Quantum channels naturally inflict “noise” on the data transmitted. The noise results from the undesired evolution of qubits while they are transmitted through the channel. “The noise is something we have to deal with,” Debbie explains. “It’s always there. Cryptographically, we worry that an eavesdropper will use the noise as a mask, so we need the capability to see through that mask.”
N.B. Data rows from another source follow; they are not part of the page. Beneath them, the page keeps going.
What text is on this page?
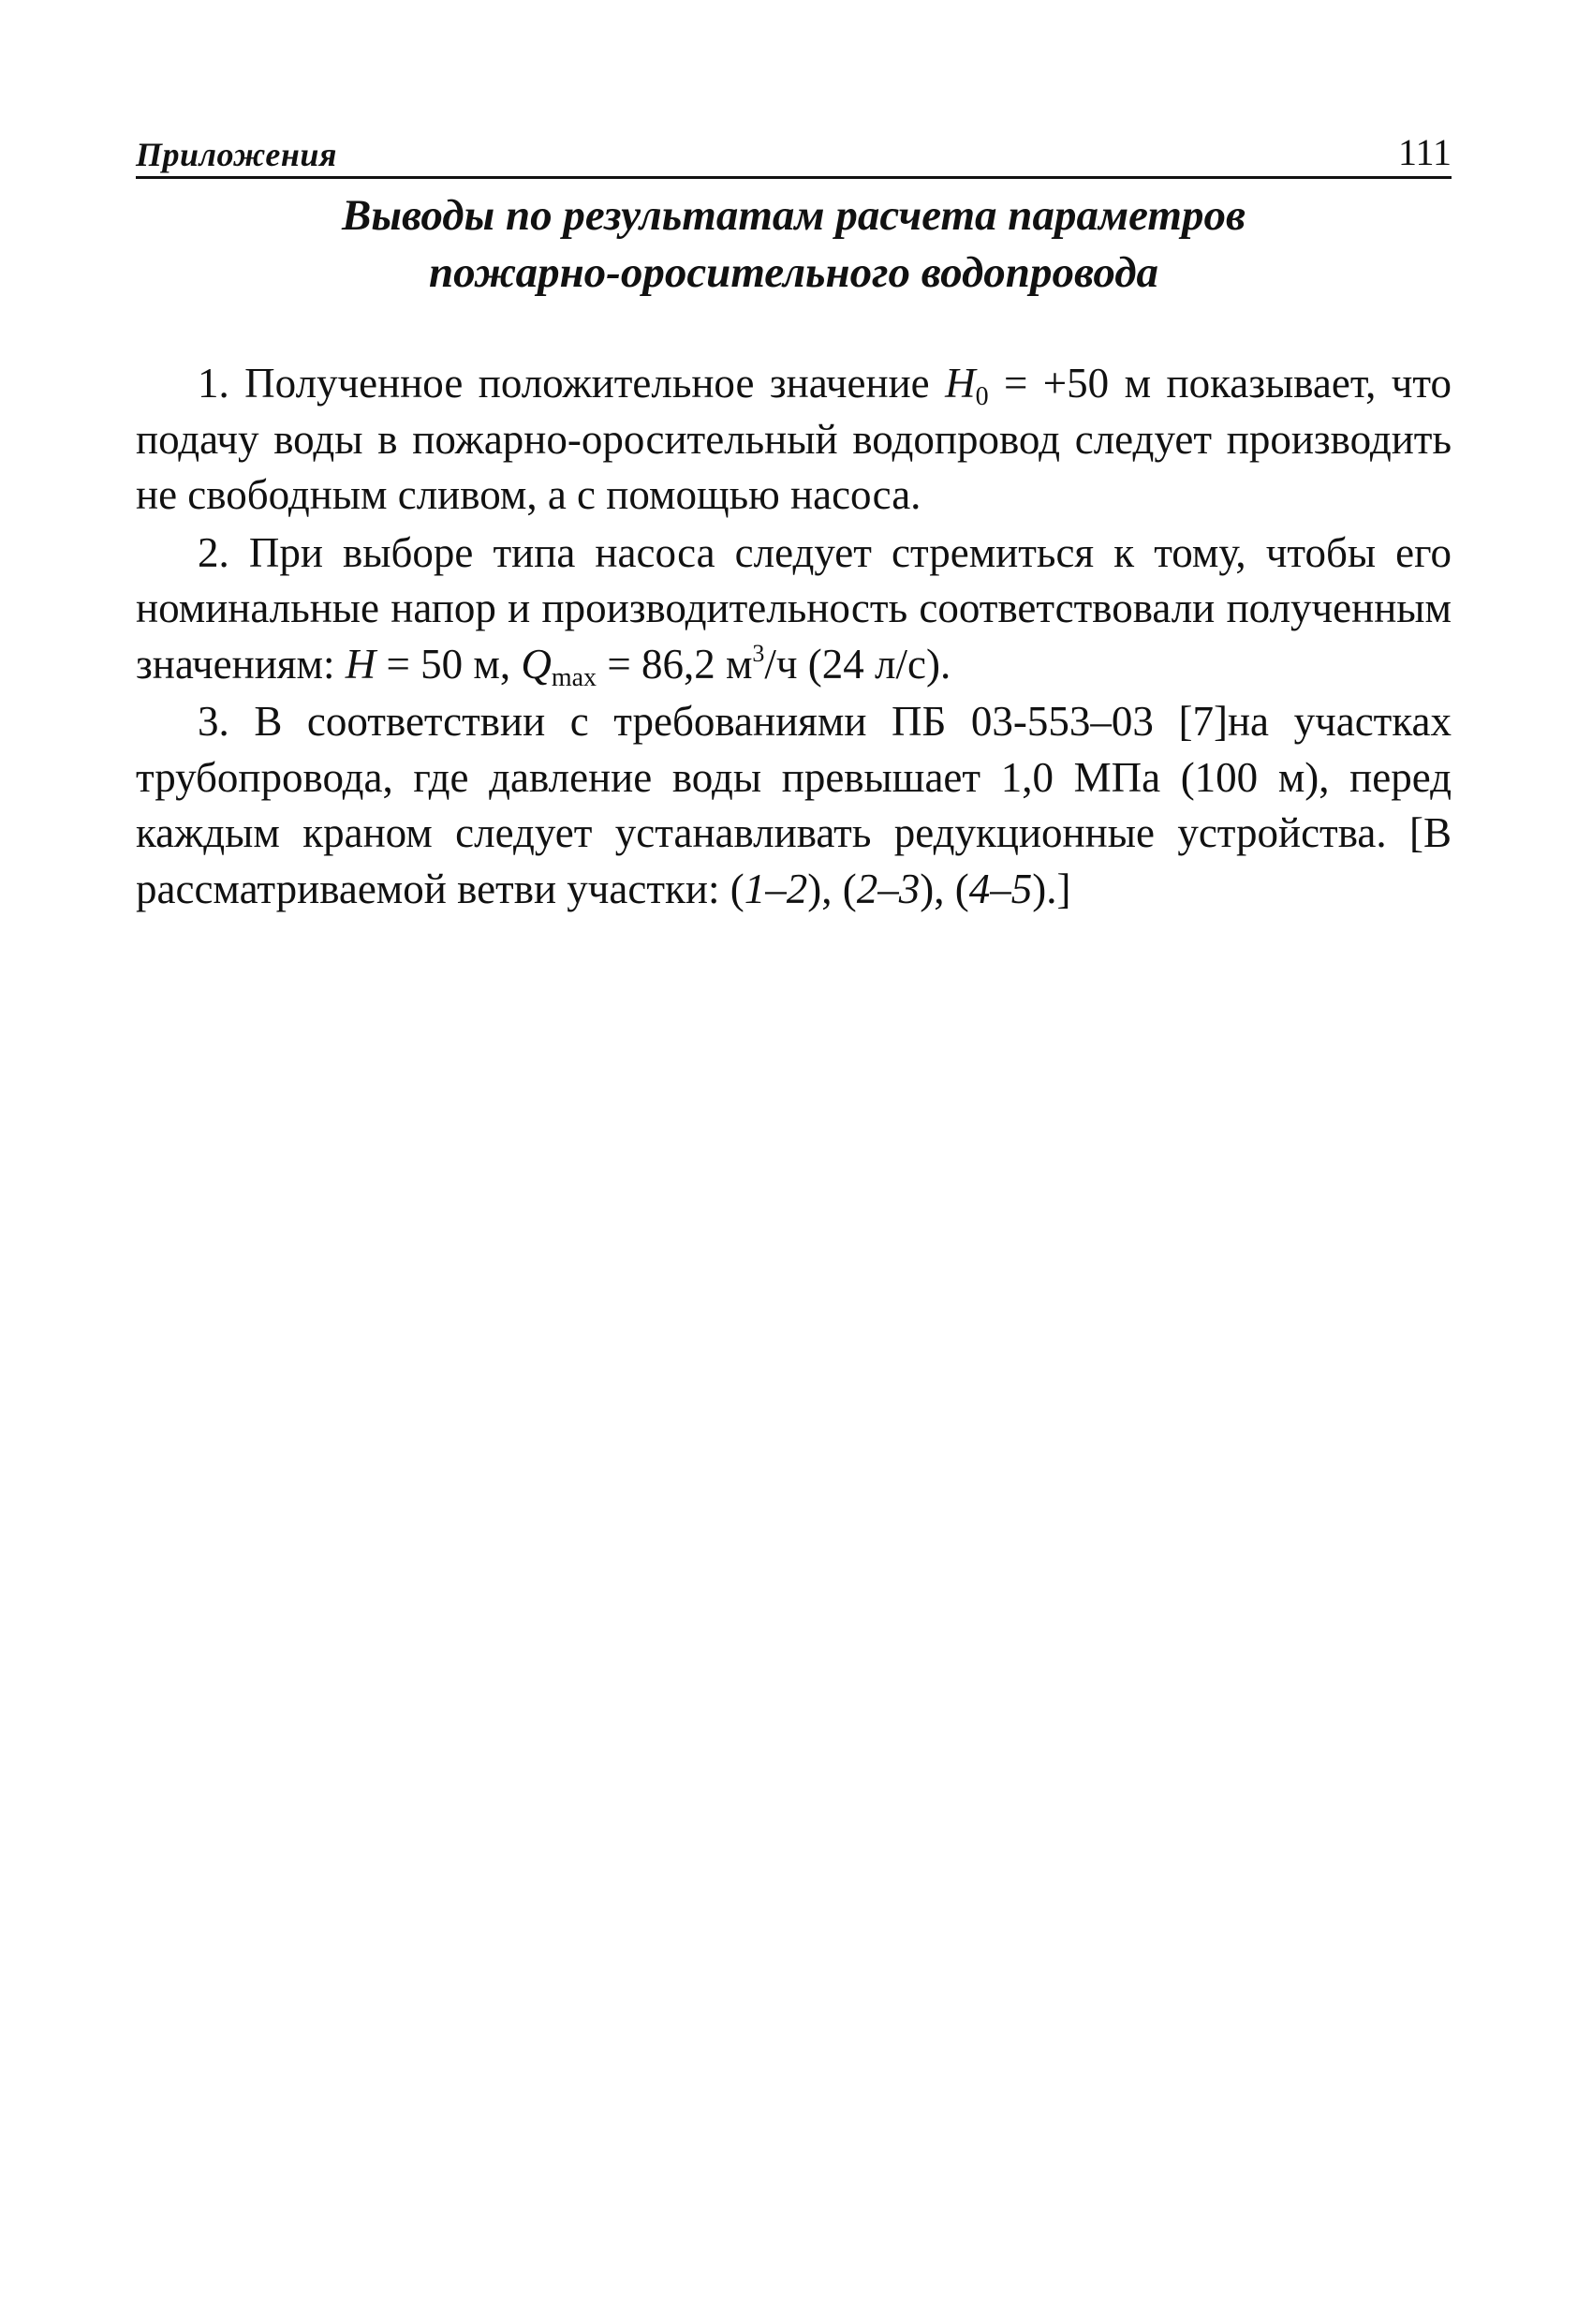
Приложения	111
Выводы по результатам расчета параметров
пожарно-оросительного водопровода

1. Полученное положительное значение $H_0 = +50$ м показывает, что подачу воды в пожарно-оросительный водопровод следует производить не свободным сливом, а с помощью насоса.

2. При выборе типа насоса следует стремиться к тому, чтобы его номинальные напор и производительность соответствовали полученным значениям: H = 50 м, $Q_{max} = 86,2$ $м^3/ч$ (24 л/с).

3. В соответствии с требованиями ПБ 03-553–03 [7]на участках трубопровода, где давление воды превышает 1,0 МПа (100 м), перед каждым краном следует устанавливать редукционные устройства. [В рассматриваемой ветви участки: (1–2), (2–3), (4–5).]
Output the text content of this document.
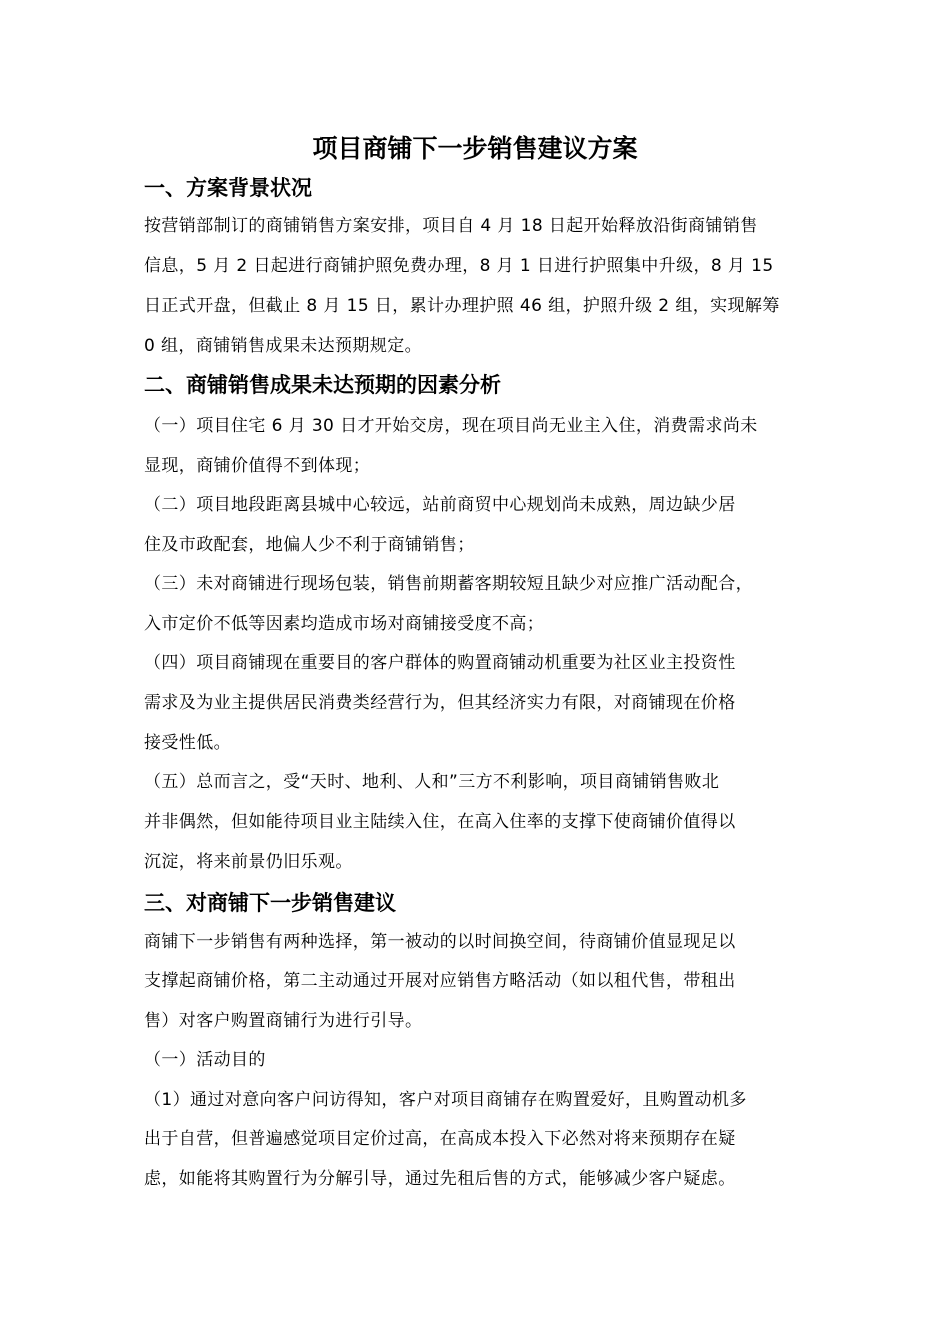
项目商铺下一步销售建议方案
一、方案背景状况
按营销部制订的商铺销售方案安排，项目自 4 月 18 日起开始释放沿街商铺销售
信息，5 月 2 日起进行商铺护照免费办理，8 月 1 日进行护照集中升级，8 月 15
日正式开盘，但截止 8 月 15 日，累计办理护照 46 组，护照升级 2 组，实现解筹
0 组，商铺销售成果未达预期规定。
二、商铺销售成果未达预期的因素分析
（一）项目住宅 6 月 30 日才开始交房，现在项目尚无业主入住，消费需求尚未
显现，商铺价值得不到体现；
（二）项目地段距离县城中心较远，站前商贸中心规划尚未成熟，周边缺少居
住及市政配套，地偏人少不利于商铺销售；
（三）未对商铺进行现场包装，销售前期蓄客期较短且缺少对应推广活动配合，
入市定价不低等因素均造成市场对商铺接受度不高；
（四）项目商铺现在重要目的客户群体的购置商铺动机重要为社区业主投资性
需求及为业主提供居民消费类经营行为，但其经济实力有限，对商铺现在价格
接受性低。
（五）总而言之，受“天时、地利、人和”三方不利影响，项目商铺销售败北
并非偶然，但如能待项目业主陆续入住，在高入住率的支撑下使商铺价值得以
沉淀，将来前景仍旧乐观。
三、对商铺下一步销售建议
商铺下一步销售有两种选择，第一被动的以时间换空间，待商铺价值显现足以
支撑起商铺价格，第二主动通过开展对应销售方略活动（如以租代售，带租出
售）对客户购置商铺行为进行引导。
（一）活动目的
（1）通过对意向客户问访得知，客户对项目商铺存在购置爱好，且购置动机多
出于自营，但普遍感觉项目定价过高，在高成本投入下必然对将来预期存在疑
虑，如能将其购置行为分解引导，通过先租后售的方式，能够减少客户疑虑。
Debbie and her collaborators have been working to distinguish natural noise from tampering and they have been developing methods for quantum key distribution. “We found that even in a very noisy quantum channel, quantum effects prevent an eavesdropper from using noise as a disguise,” notes Debbie. “The quantum effects are very weak, but we’ve had success in finding out where they kick-in and how we can use them to our advantage. It’s important to find out what gives us the power to do things in quantum that we can’t do classically.”

Debbie has also studied a more futuristic problem: communication of quantum data via a network of quantum channels. In classical networks, there are sophisticated methods for sending information, but there are no better solutions for sending a commodity besides routing. “We wanted to see what happens quantum mechanically, and we discovered that routing is already optimal. Quantum data is incompressible – like water – thus one can be perfectly content with this simple but optimal solution.”